À la suite de la sévérité de son application par la jurisprudence, l'assouplissement de la notion de délit de prise illégale d'intérêts, prévu et réprimé par l'article 432-12 du code pénal, était espéré au sein des assemblées territoriales.
Déjà initié par la loi n° 2021-1729 du 22 décembre 2021 pour la confiance en l'institution judiciaire, il a connu son aboutissement avec l'article 217 de la loi n° 2022-217 du 21 février 2022 relative à la différenciation, la décentralisation, la déconcentration et portant diverses mesures de simplification de l'action publique locale dite « 3DS », avec la mise en place d'un régime protecteur contre les risques liés au délit pour les représentants des collectivités territoriales et de leurs groupements au sein des organes d'une personne morale auxquels celles-ci participent en application de la loi.
Aujourd'hui, la présomption simple d'absence d'intérêt délictueux est le principe posé. Ainsi, dorénavant, le simple fait de participer aux instances d'un organisme en qualité de représentants de leur collectivité, ne fait pas des élus des représentants « intéressés à l'affaire », au sens de l'article 432-12 du code pénal. Néanmoins, il n'est pas exclu qu'un représentant puisse se trouver en situation de conflit d'intérêts au regard de l'article 432-12 du fait d'autres éléments que sa seule participation à ces instances, par exemple, en cas de prise d'intérêts personnels pouvant être étrangers, voire contraires à ceux de sa collectivité ou de l'organisme.
Si, désormais, être à la fois représentant d'une collectivité et membre des instances d'un organisme auquel cette collectivité participe ne suffit plus à caractériser le délit de l'article 432-12, il existe, néanmoins, des exceptions à la protection instaurée. En outre, ceci se traduit par l'interdiction pour les représentants de participer à certaines décisions telles que celles attribuant à la personne morale un contrat de la commande publique, une garantie d'emprunt ou encore celle portant sur leur désignation ou leur rémunération au sein de la personne morale concernée ou encore aux commissions d'appel d'offres ou aux commissions de délégations de services publics lorsque la personne morale concernée est candidate.
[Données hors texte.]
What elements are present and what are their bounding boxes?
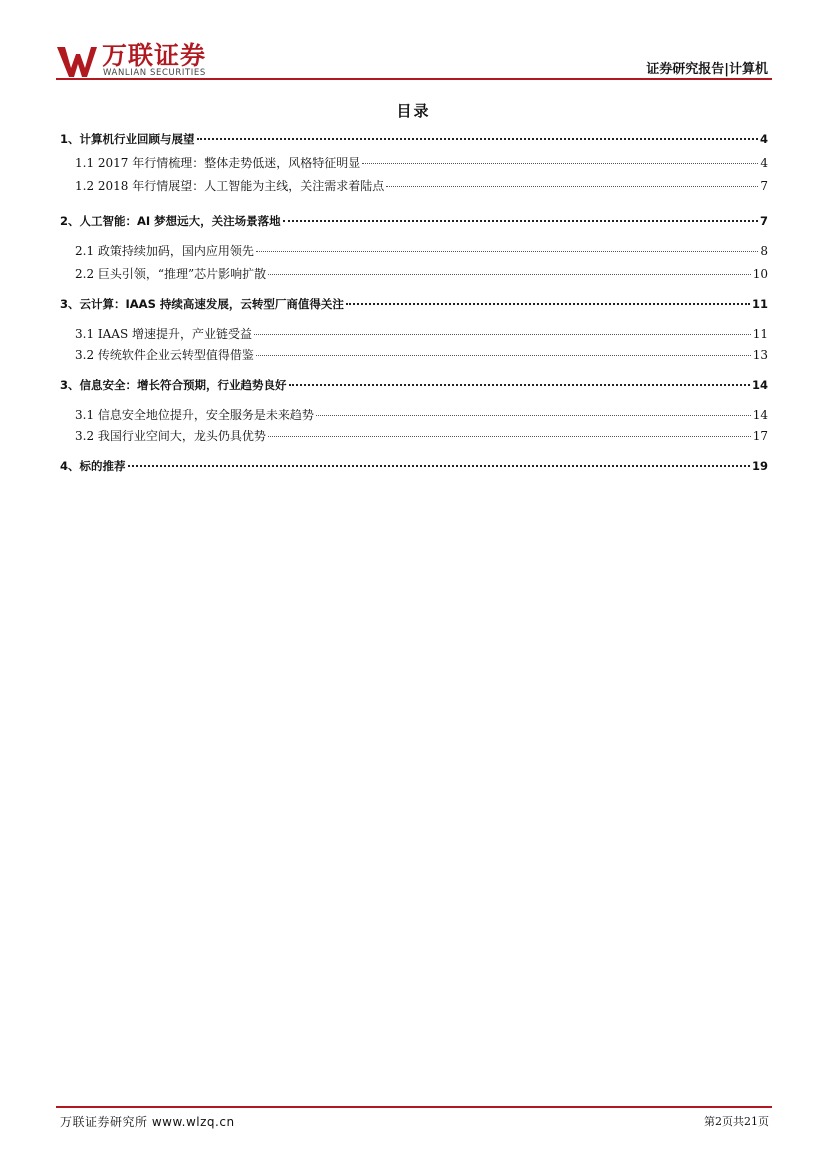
toc-entry-page: 11 xyxy=(752,327,768,341)
toc-leader-dots xyxy=(316,415,751,416)
toc-entry-text: 3.1 信息安全地位提升，安全服务是未来趋势 xyxy=(75,408,314,422)
toc-leader-dots xyxy=(254,334,751,335)
page-number: 第2页共21页 xyxy=(704,1115,769,1128)
toc-entry-section[interactable] xyxy=(60,214,768,228)
toc-entry-text: 1.1 2017 年行情梳理：整体走势低迷，风格特征明显 xyxy=(75,156,361,170)
toc-leader-dots xyxy=(128,465,750,467)
toc-entry-text: 3、云计算：IAAS 持续高速发展，云转型厂商值得关注 xyxy=(60,297,344,311)
toc-entry-section[interactable] xyxy=(60,297,768,311)
toc-leader-dots xyxy=(268,436,751,437)
toc-entry-subsection[interactable] xyxy=(60,327,768,341)
toc-entry-page: 11 xyxy=(751,297,768,311)
toc-leader-dots xyxy=(386,186,758,187)
toc-entry-section[interactable] xyxy=(60,459,768,473)
toc-entry-subsection[interactable] xyxy=(60,156,768,170)
logo-text-cn: 万联证券 xyxy=(102,41,207,70)
toc-entry-page: 10 xyxy=(752,267,768,281)
toc-leader-dots xyxy=(197,138,758,140)
toc-entry-subsection[interactable] xyxy=(60,244,768,258)
toc-entry-text: 3、信息安全：增长符合预期，行业趋势良好 xyxy=(60,378,287,392)
toc-entry-text: 3.1 IAAS 增速提升，产业链受益 xyxy=(75,327,253,341)
toc-entry-page: 4 xyxy=(760,156,768,170)
toc-entry-page: 4 xyxy=(759,132,768,146)
toc-entry-text: 2、人工智能：AI 梦想远大，关注场景落地 xyxy=(60,214,281,228)
toc-leader-dots xyxy=(256,355,751,356)
logo-text-en: WANLIAN SECURITIES xyxy=(103,68,206,78)
toc-entry-page: 13 xyxy=(752,348,768,362)
toc-leader-dots xyxy=(256,251,758,252)
toc-entry-page: 19 xyxy=(751,459,768,473)
toc-leader-dots xyxy=(268,274,751,275)
toc-entry-text: 1、计算机行业回顾与展望 xyxy=(60,132,195,146)
toc-entry-text: 2.2 巨头引领，“推理”芯片影响扩散 xyxy=(75,267,267,281)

Si en théorie, l'application de cette évolution législative, à juste titre attendue et saluée, tend vers une simplification et une transparence, dès lors que le représentant n'est plus protégé par la « présomption de non intérêt porté à l'affaire posée », il doit se déporter en s'abstenant de siéger ou de participer aux délibérations, par vote ou présence aux débats, il n'en demeure pas moins que certaines questions quant à l'attitude que l'élu local doit adopter demeurent. En outre, si un élu municipal, investi par exemple dans une association sportive ou culturelle, siège au sein du comité directeur, soit à titre personnel, soit en qualité de représentant d'une commune, l'élu peut-il participer aux délibérations allouant une subvention ? Par ailleurs, dans le cas d'un élu municipal potentiellement concerné par le vote d'une délibération, cet élu doit-il ne pas participer au vote de la subvention, doit-il quitter la séance avant le début de l'examen du point concerné et doit-il s'abstenir de participer aux rapports, études ou travaux préparatoires de la délibération en question ?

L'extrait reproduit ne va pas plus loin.